Ver Kaneda adotando uma postura mais positiva me deixou um pouco contente.
— Se houver algo que você queira saber, fique à vontade para perguntar — disse. — Claro, não posso responder ilimitadamente sobre assuntos de classe.
Eu sabia que Kaneda entendia os limites, mas quis deixar claro mesmo assim. Ele tirou os óculos, soprou suavemente sobre as lentes e puxou um pano dobrado do bolso. Poliu cada lado com movimentos lentos e deliberados antes de recolocar.
— Você e Shiina-shi… parecem ser próximos — disse finalmente.
— Hm? Ah, somos amigos de leitura, assim como você. Ela é alguém com quem posso conversar.
— Amigos de leitura, é? Talvez. Mas a expressão que vi no rosto dela antes, quando olhei da entrada, era algo que não via há um mês. Fiquei sinceramente surpreso. Fazia tanto tempo desde que a vi sorrir genuinamente assim…

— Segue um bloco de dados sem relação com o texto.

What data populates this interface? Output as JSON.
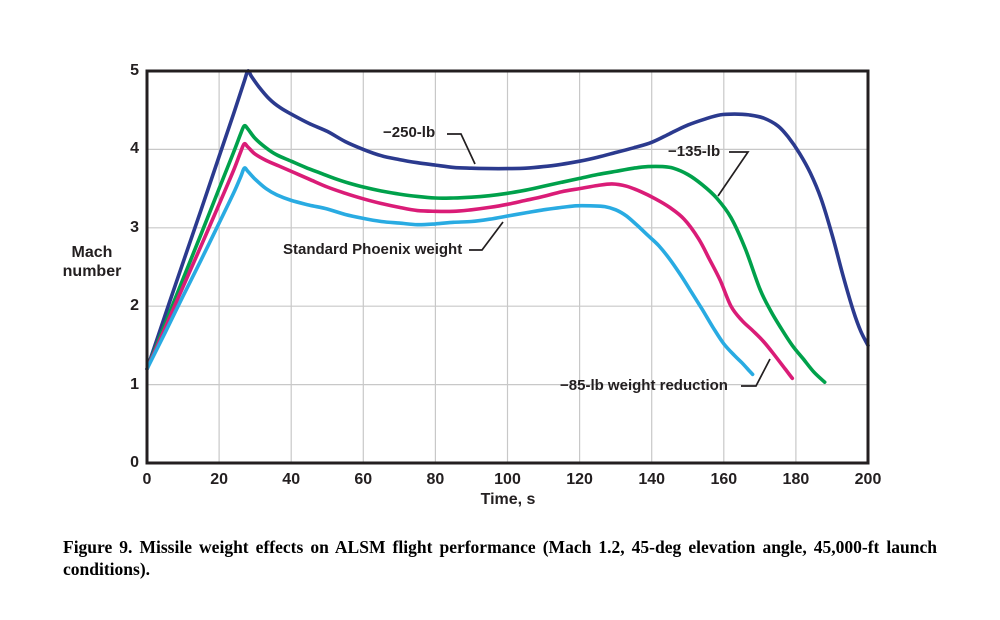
{
  "figure": {
    "caption": "Figure 9. Missile weight effects on ALSM flight performance (Mach 1.2, 45-deg elevation angle, 45,000-ft launch conditions)."
  },
  "chart_data": {
    "type": "line",
    "title": "",
    "xlabel": "Time, s",
    "ylabel": "Mach number",
    "xlim": [
      0,
      200
    ],
    "ylim": [
      0,
      5
    ],
    "x_ticks": [
      0,
      20,
      40,
      60,
      80,
      100,
      120,
      140,
      160,
      180,
      200
    ],
    "y_ticks": [
      0,
      1,
      2,
      3,
      4,
      5
    ],
    "grid": true,
    "grid_color": "#c8c8c8",
    "frame_color": "#231f20",
    "legend_position": "annotations-on-curves",
    "series": [
      {
        "name": "-250-lb weight reduction",
        "label": "−250-lb",
        "color": "#2b3a8e",
        "points": [
          [
            0,
            1.2
          ],
          [
            5,
            1.88
          ],
          [
            10,
            2.56
          ],
          [
            15,
            3.23
          ],
          [
            20,
            3.91
          ],
          [
            24,
            4.45
          ],
          [
            27,
            4.87
          ],
          [
            28,
            5.0
          ],
          [
            29,
            4.93
          ],
          [
            31,
            4.8
          ],
          [
            34,
            4.64
          ],
          [
            37,
            4.53
          ],
          [
            40,
            4.45
          ],
          [
            45,
            4.33
          ],
          [
            50,
            4.23
          ],
          [
            55,
            4.1
          ],
          [
            60,
            4.0
          ],
          [
            65,
            3.92
          ],
          [
            70,
            3.87
          ],
          [
            75,
            3.83
          ],
          [
            80,
            3.8
          ],
          [
            85,
            3.77
          ],
          [
            90,
            3.76
          ],
          [
            95,
            3.755
          ],
          [
            100,
            3.755
          ],
          [
            105,
            3.76
          ],
          [
            110,
            3.78
          ],
          [
            115,
            3.81
          ],
          [
            120,
            3.85
          ],
          [
            125,
            3.9
          ],
          [
            130,
            3.96
          ],
          [
            135,
            4.02
          ],
          [
            140,
            4.09
          ],
          [
            145,
            4.2
          ],
          [
            150,
            4.31
          ],
          [
            155,
            4.39
          ],
          [
            159,
            4.44
          ],
          [
            163,
            4.45
          ],
          [
            167,
            4.44
          ],
          [
            171,
            4.4
          ],
          [
            175,
            4.3
          ],
          [
            178,
            4.15
          ],
          [
            181,
            3.95
          ],
          [
            184,
            3.7
          ],
          [
            187,
            3.37
          ],
          [
            190,
            2.92
          ],
          [
            193,
            2.4
          ],
          [
            196,
            1.93
          ],
          [
            198,
            1.68
          ],
          [
            200,
            1.5
          ]
        ]
      },
      {
        "name": "-135-lb weight reduction",
        "label": "−135-lb",
        "color": "#00a14b",
        "points": [
          [
            0,
            1.2
          ],
          [
            5,
            1.77
          ],
          [
            10,
            2.35
          ],
          [
            15,
            2.92
          ],
          [
            20,
            3.5
          ],
          [
            24,
            3.96
          ],
          [
            26,
            4.2
          ],
          [
            27,
            4.3
          ],
          [
            28,
            4.26
          ],
          [
            30,
            4.14
          ],
          [
            33,
            4.02
          ],
          [
            36,
            3.93
          ],
          [
            40,
            3.85
          ],
          [
            44,
            3.77
          ],
          [
            48,
            3.7
          ],
          [
            52,
            3.63
          ],
          [
            56,
            3.57
          ],
          [
            60,
            3.52
          ],
          [
            65,
            3.47
          ],
          [
            70,
            3.43
          ],
          [
            75,
            3.4
          ],
          [
            80,
            3.38
          ],
          [
            85,
            3.38
          ],
          [
            90,
            3.39
          ],
          [
            95,
            3.41
          ],
          [
            100,
            3.44
          ],
          [
            105,
            3.48
          ],
          [
            110,
            3.53
          ],
          [
            115,
            3.58
          ],
          [
            120,
            3.63
          ],
          [
            125,
            3.68
          ],
          [
            130,
            3.72
          ],
          [
            135,
            3.76
          ],
          [
            139,
            3.78
          ],
          [
            143,
            3.78
          ],
          [
            146,
            3.76
          ],
          [
            150,
            3.68
          ],
          [
            154,
            3.55
          ],
          [
            158,
            3.38
          ],
          [
            162,
            3.13
          ],
          [
            166,
            2.73
          ],
          [
            170,
            2.22
          ],
          [
            173,
            1.94
          ],
          [
            176,
            1.71
          ],
          [
            179,
            1.5
          ],
          [
            182,
            1.33
          ],
          [
            185,
            1.16
          ],
          [
            188,
            1.03
          ]
        ]
      },
      {
        "name": "-85-lb weight reduction",
        "label": "−85-lb weight reduction",
        "color": "#da1c77",
        "points": [
          [
            0,
            1.2
          ],
          [
            5,
            1.72
          ],
          [
            10,
            2.25
          ],
          [
            15,
            2.77
          ],
          [
            20,
            3.3
          ],
          [
            24,
            3.73
          ],
          [
            26,
            3.97
          ],
          [
            27,
            4.07
          ],
          [
            28,
            4.03
          ],
          [
            30,
            3.94
          ],
          [
            33,
            3.86
          ],
          [
            37,
            3.78
          ],
          [
            41,
            3.7
          ],
          [
            45,
            3.62
          ],
          [
            50,
            3.52
          ],
          [
            55,
            3.44
          ],
          [
            60,
            3.37
          ],
          [
            65,
            3.31
          ],
          [
            70,
            3.26
          ],
          [
            75,
            3.22
          ],
          [
            80,
            3.21
          ],
          [
            85,
            3.21
          ],
          [
            90,
            3.23
          ],
          [
            95,
            3.26
          ],
          [
            100,
            3.3
          ],
          [
            105,
            3.35
          ],
          [
            110,
            3.4
          ],
          [
            115,
            3.46
          ],
          [
            120,
            3.5
          ],
          [
            125,
            3.54
          ],
          [
            129,
            3.56
          ],
          [
            133,
            3.53
          ],
          [
            137,
            3.46
          ],
          [
            141,
            3.37
          ],
          [
            145,
            3.26
          ],
          [
            149,
            3.11
          ],
          [
            153,
            2.86
          ],
          [
            156,
            2.6
          ],
          [
            159,
            2.33
          ],
          [
            162,
            2.0
          ],
          [
            165,
            1.82
          ],
          [
            168,
            1.69
          ],
          [
            171,
            1.55
          ],
          [
            174,
            1.38
          ],
          [
            177,
            1.2
          ],
          [
            179,
            1.08
          ]
        ]
      },
      {
        "name": "Standard Phoenix weight",
        "label": "Standard Phoenix weight",
        "color": "#29abe2",
        "points": [
          [
            0,
            1.2
          ],
          [
            5,
            1.66
          ],
          [
            10,
            2.13
          ],
          [
            15,
            2.59
          ],
          [
            20,
            3.06
          ],
          [
            24,
            3.44
          ],
          [
            26,
            3.65
          ],
          [
            27,
            3.76
          ],
          [
            28,
            3.72
          ],
          [
            30,
            3.62
          ],
          [
            33,
            3.5
          ],
          [
            36,
            3.42
          ],
          [
            40,
            3.35
          ],
          [
            45,
            3.29
          ],
          [
            50,
            3.24
          ],
          [
            55,
            3.17
          ],
          [
            60,
            3.12
          ],
          [
            65,
            3.08
          ],
          [
            70,
            3.06
          ],
          [
            75,
            3.04
          ],
          [
            80,
            3.05
          ],
          [
            85,
            3.07
          ],
          [
            90,
            3.08
          ],
          [
            95,
            3.11
          ],
          [
            100,
            3.15
          ],
          [
            105,
            3.19
          ],
          [
            110,
            3.23
          ],
          [
            115,
            3.26
          ],
          [
            119,
            3.28
          ],
          [
            123,
            3.28
          ],
          [
            127,
            3.27
          ],
          [
            130,
            3.23
          ],
          [
            133,
            3.15
          ],
          [
            136,
            3.03
          ],
          [
            139,
            2.9
          ],
          [
            142,
            2.77
          ],
          [
            145,
            2.6
          ],
          [
            148,
            2.4
          ],
          [
            151,
            2.18
          ],
          [
            154,
            1.96
          ],
          [
            157,
            1.73
          ],
          [
            160,
            1.52
          ],
          [
            163,
            1.37
          ],
          [
            165,
            1.28
          ],
          [
            167,
            1.18
          ],
          [
            168,
            1.13
          ]
        ]
      }
    ]
  }
}
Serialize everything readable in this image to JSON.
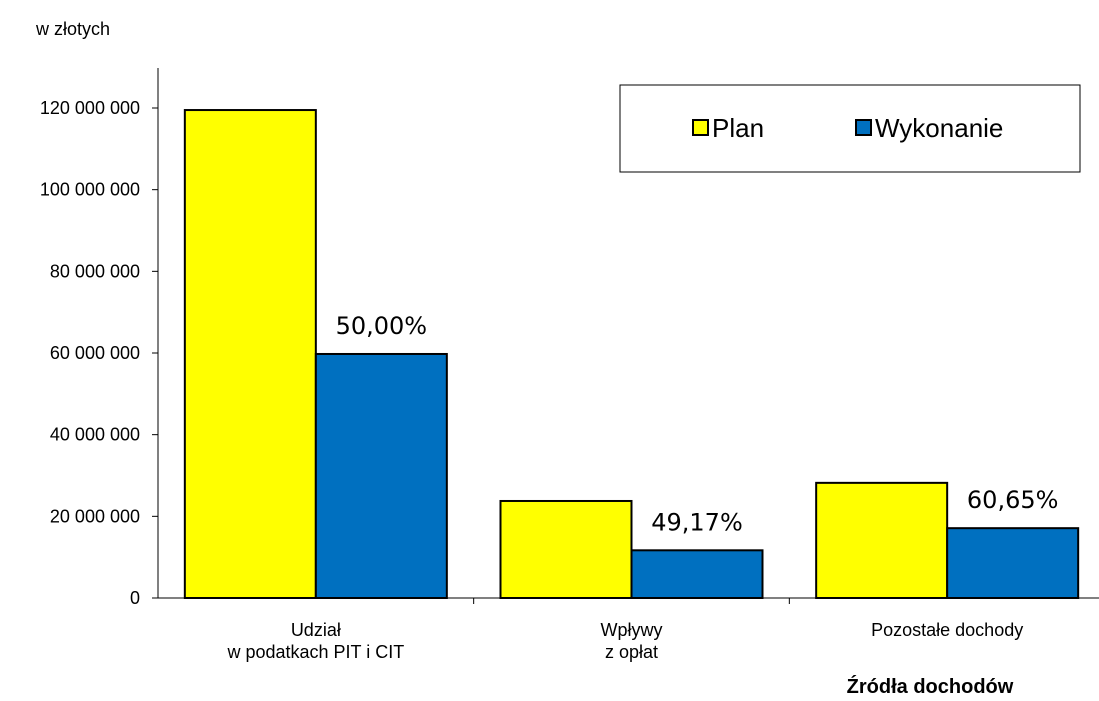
{
  "chart_data": {
    "type": "bar",
    "y_axis_label": "w złotych",
    "x_axis_label": "Źródła dochodów",
    "categories": [
      [
        "Udział",
        "w podatkach PIT i CIT"
      ],
      [
        "Wpływy",
        "z opłat"
      ],
      [
        "Pozostałe dochody"
      ]
    ],
    "series": [
      {
        "name": "Plan",
        "color": "#ffff00",
        "values": [
          119500000,
          23760000,
          28200000
        ]
      },
      {
        "name": "Wykonanie",
        "color": "#0070c0",
        "values": [
          59760000,
          11680000,
          17100000
        ]
      }
    ],
    "annotations": [
      "50,00%",
      "49,17%",
      "60,65%"
    ],
    "ylim": [
      0,
      120000000
    ],
    "yticks": [
      {
        "value": 0,
        "label": "0"
      },
      {
        "value": 20000000,
        "label": "20 000 000"
      },
      {
        "value": 40000000,
        "label": "40 000 000"
      },
      {
        "value": 60000000,
        "label": "60 000 000"
      },
      {
        "value": 80000000,
        "label": "80 000 000"
      },
      {
        "value": 100000000,
        "label": "100 000 000"
      },
      {
        "value": 120000000,
        "label": "120 000 000"
      }
    ],
    "legend": "top-right"
  }
}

— Talvez seja culpa minha. Pedi desculpas à Hiyori antes, e ela me perdoou. Então talvez você veja esse sorriso novamente, tanto na classe quanto aqui na biblioteca.
Omiti a parte sobre o convite de transferência de classe. Kaneda era de uma classe rival e tinha laços próximos com Ryuen. Não seria agradável falar sobre isso com ele, e eu também não tinha como prever como a informação poderia se espalhar.
— Você percebe o quão incrível isso é?
— Incrível?
— Você não percebe? Ou talvez… está apenas fingindo que não? Diga-me, Ayanokoji-shi — já pensou em se considerar sortudo?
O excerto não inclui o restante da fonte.